April 29, 2022

A Covid-Era Refresh

Weeks into the pandemic, with the entirety of the entertainment and sporting worlds quiet, a curiosity appeared in my morning paper: sports scores. With no games to report, the editors at some big city dailies engaged in a little history lesson, publishing results of games played on that day years ago. Sports fans are nostalgic, I suppose.

Perhaps saying the “entirety” of amateur and professional athletics being felled by quarantine is a bit of an exaggeration as some sports, notably Australian Rules Football and the Belarusian Premier League held matches, and ESPN aired cherry-spitting and ax throwing contests. I suppose, too, sports fans will watch anything.

Still, though, sports as we know it — crowded stadiums, Monday-morning quarterbacking — came to a halt. While fans lamented the loss, players and league officials, not to mention countless attendant workers, engaged in months of hand wringing about how, or if, some semblance of a season could be scraped together.

Athletes, however, faced a singular crisis. Sure, they could practice and train physically, but that’s just not the same as adrenaline-fueled competition that tests physical and mental acuity. Their existence is shaped by competition.

Enter Topnotch Management to offer a solution.
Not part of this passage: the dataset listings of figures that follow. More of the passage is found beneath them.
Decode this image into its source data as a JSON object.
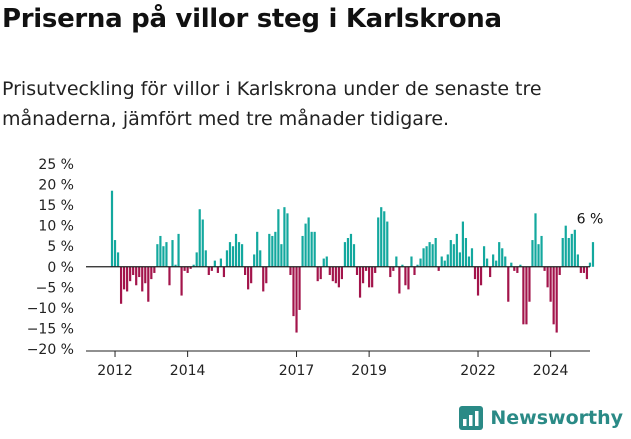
{
  "header": {
    "title": "Priserna på villor steg i Karlskrona",
    "subtitle": "Prisutveckling för villor i Karlskrona under de senaste tre månaderna, jämfört med tre månader tidigare."
  },
  "brand": {
    "name": "Newsworthy"
  },
  "colors": {
    "positive": "#13a89e",
    "negative": "#a3144b",
    "axis": "#222222",
    "brand": "#2a8a86"
  },
  "chart_data": {
    "type": "bar",
    "y_ticks": [
      "25 %",
      "20 %",
      "15 %",
      "10 %",
      "5 %",
      "0 %",
      "−5 %",
      "−10 %",
      "−15 %",
      "−20 %"
    ],
    "ylim": [
      -20,
      25
    ],
    "y_unit": "%",
    "x_ticks": [
      {
        "label": "2012",
        "index": 1
      },
      {
        "label": "2014",
        "index": 25
      },
      {
        "label": "2017",
        "index": 61
      },
      {
        "label": "2019",
        "index": 85
      },
      {
        "label": "2022",
        "index": 121
      },
      {
        "label": "2024",
        "index": 145
      }
    ],
    "annotation": {
      "text": "6 %",
      "index": 158
    },
    "values": [
      18.5,
      6.5,
      3.5,
      -9,
      -5.5,
      -6,
      -3.5,
      -2,
      -4.5,
      -2.5,
      -6,
      -4,
      -8.5,
      -3,
      -1.5,
      5.5,
      7.5,
      5,
      6,
      -4.5,
      6.5,
      0.5,
      8,
      -7,
      -1,
      -1.5,
      -0.5,
      0.5,
      3.5,
      14,
      11.5,
      4,
      -2,
      -1,
      1.5,
      -1.5,
      2,
      -2.5,
      4,
      6,
      5,
      8,
      6,
      5.5,
      -2,
      -5.5,
      -4,
      3,
      8.5,
      4,
      -6,
      -4,
      8,
      7.5,
      8.5,
      14,
      5.5,
      14.5,
      13,
      -2,
      -12,
      -16,
      -10.5,
      7.5,
      10.5,
      12,
      8.5,
      8.5,
      -3.5,
      -3,
      2,
      2.5,
      -2,
      -3.5,
      -4,
      -5,
      -3,
      6,
      7,
      8,
      5.5,
      -2,
      -7.5,
      -4,
      -1,
      -5,
      -5,
      -1.5,
      12,
      14.5,
      13.5,
      11,
      -2.5,
      -1,
      2.5,
      -6.5,
      0.5,
      -4.5,
      -5.5,
      2.5,
      -2,
      0.5,
      2,
      4.5,
      5,
      6,
      5.5,
      7,
      -1,
      2.5,
      1.5,
      3,
      6.5,
      5.5,
      8,
      3.5,
      11,
      7,
      2.5,
      4.5,
      -3,
      -7,
      -4.5,
      5,
      2,
      -2.5,
      3,
      1.5,
      6,
      4.5,
      2.5,
      -8.5,
      1,
      -1,
      -1.5,
      0.5,
      -14,
      -14,
      -8.5,
      6.5,
      13,
      5.5,
      7.5,
      -1,
      -5,
      -8.5,
      -14,
      -16,
      -2,
      7,
      10,
      7,
      8,
      9,
      3,
      -1.5,
      -1.5,
      -3,
      1,
      6
    ]
  }
}
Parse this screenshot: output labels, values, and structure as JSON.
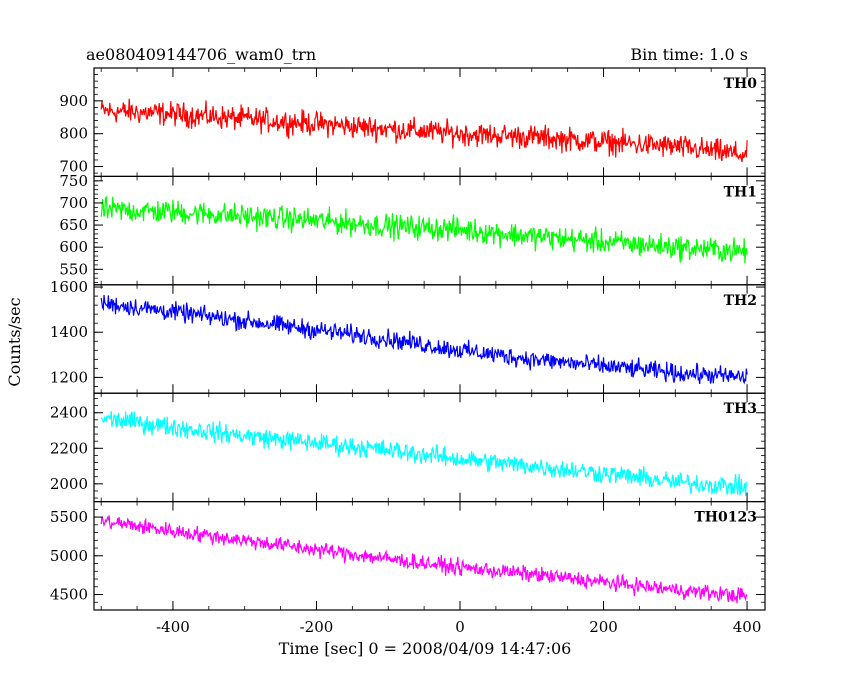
{
  "header": {
    "title": "ae080409144706_wam0_trn",
    "bin_time": "Bin time: 1.0 s"
  },
  "chart_data": {
    "type": "line",
    "xlabel": "Time [sec] 0 = 2008/04/09 14:47:06",
    "ylabel": "Counts/sec",
    "xlim": [
      -510,
      425
    ],
    "xticks": [
      -400,
      -200,
      0,
      200,
      400
    ],
    "panels": [
      {
        "name": "TH0",
        "color": "#ff0000",
        "ylim": [
          670,
          1000
        ],
        "yticks": [
          700,
          800,
          900
        ],
        "trend_x": [
          -500,
          -400,
          -300,
          -200,
          -100,
          0,
          100,
          200,
          300,
          400
        ],
        "trend_y": [
          870,
          860,
          845,
          830,
          815,
          800,
          790,
          775,
          760,
          735
        ],
        "noise_amplitude": 40
      },
      {
        "name": "TH1",
        "color": "#00ff00",
        "ylim": [
          515,
          760
        ],
        "yticks": [
          550,
          600,
          650,
          700,
          750
        ],
        "trend_x": [
          -500,
          -400,
          -300,
          -200,
          -100,
          0,
          100,
          200,
          300,
          400
        ],
        "trend_y": [
          685,
          680,
          670,
          660,
          648,
          640,
          625,
          612,
          600,
          590
        ],
        "noise_amplitude": 30
      },
      {
        "name": "TH2",
        "color": "#0000ff",
        "ylim": [
          1130,
          1610
        ],
        "yticks": [
          1200,
          1400,
          1600
        ],
        "trend_x": [
          -500,
          -400,
          -300,
          -200,
          -100,
          0,
          100,
          200,
          300,
          400
        ],
        "trend_y": [
          1530,
          1490,
          1450,
          1410,
          1370,
          1320,
          1280,
          1250,
          1220,
          1200
        ],
        "noise_amplitude": 45
      },
      {
        "name": "TH3",
        "color": "#00ffff",
        "ylim": [
          1900,
          2510
        ],
        "yticks": [
          2000,
          2200,
          2400
        ],
        "trend_x": [
          -500,
          -400,
          -300,
          -200,
          -100,
          0,
          100,
          200,
          300,
          400
        ],
        "trend_y": [
          2370,
          2320,
          2270,
          2230,
          2190,
          2140,
          2100,
          2060,
          2010,
          1980
        ],
        "noise_amplitude": 60
      },
      {
        "name": "TH0123",
        "color": "#ff00ff",
        "ylim": [
          4300,
          5700
        ],
        "yticks": [
          4500,
          5000,
          5500
        ],
        "trend_x": [
          -500,
          -400,
          -300,
          -200,
          -100,
          0,
          100,
          200,
          300,
          400
        ],
        "trend_y": [
          5450,
          5320,
          5200,
          5080,
          4960,
          4850,
          4760,
          4660,
          4560,
          4480
        ],
        "noise_amplitude": 110
      }
    ]
  }
}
Kyle Ross, Public Relations Director for Topnotch


Consider What You Do Best

Topnotch Management, based in Cleveland, is a boutique talent agency representing top athletes in tennis, among them John Isner, Caroline Garcia and Reilly Opelka. The firm also offers luxury sports tourism opportunities. “When sports shut down in March we asked ourselves, ‘Now what,’” explained Kyle Ross, public relations director for Topnotch.  

Topnotch works with Grand Slam Tennis Tours, and the team was at Indian Wells on March 8 when the BNP Paribas Open was cancelled. “We had hundreds of guests there … and suddenly everything stopped,” Kyle said, describing the onset of lockdown. Everything stopped on the agency side, too, but the firm still had players that needed to train … and compete. Indeed, Topnotch needed to find its new, albeit temporary, reason for being.

As March wore on, Kyle said, Topnotch leadership looked to what the company does best: running professional and exhibition events around the country. “We thought we’d do a single weekend event, and began putting pieces together for broadcast and sponsors. In the end it was a big lift and too chaotic a time for most businesses to consider partnering with us,” Kyle said.

Topnotch took another approach, connecting with a data partner. Kyle explained that video and scoring data are valuable despite sports betting going dark at that time. “We recognized with some funding we could get a tennis tournament up and running,” he said. But, the landscape changed in terms of finding event sponsors, the traditional firms whose financial commitments support these events: apparel and equipment manufacturers, and travel companies, among others. Instead, Topnotch found a partner, Genius Sports, to back its idea economically, as well as technically.

The event, MatchPlay 120, was a 10-week tennis exhibition series played throughout the summer at multiple locations across the country and streamed globally. Seventy-five players, including those represented by Topnotch, competed, and many of whom used the tournament as preparation for the U.S. Open. Players, said Kyle, appreciated an off-season tournament and an arena in which to compete. “Clearly, practice is practice, but players needed the matches to really stay in top shape,” he said.

Tennis fans were grateful, too, as more than 50,000 viewers watched for the duration of play.

And that exhibition matches are part of the sport’s DNA meant an event like MatchPlay 120 made sense. “Something like [MatchPlay 120] would be a challenging pivot for another league” like the NBA or NFL, Kyle explained.

“MatchPlay was an ambitious project,” said Kyle, adding, “It was the longest-running, continuous new sporting event during the pandemic.”


Find A Complementary Player

The challenge in planning, Kyle said, was in coordination, what with securing multiple locations, finding and scheduling players, “it was nonstop and there were lots of fires to put out” but the team was beyond pleased.

Thanks to MatchPlay, he added, “we slept a little better … otherwise a lot of people would have been idle. This helped us with payroll, and gave us a reason to come together as a team at an uncertain time … gave us purpose.”

And thanks to Genius Sports, the event — on the courts and from a technical standpoint  — ran smoothly. Genius Sports tracked and collected all of the scoring data, and provided camera technology to live stream the matches worldwide. “That’s a piece we couldn’t do ourselves,” Kyle said. “Ours was a complementary partnership.”

As for what’s next for MatchPlay 120, Kyle didn’t want to predict it would be annual. “Topnotch is getting busier now with other events,” he offered, but admitted as the landscape continues to shift everyone — leagues, players, managers — will need to work with greater agility.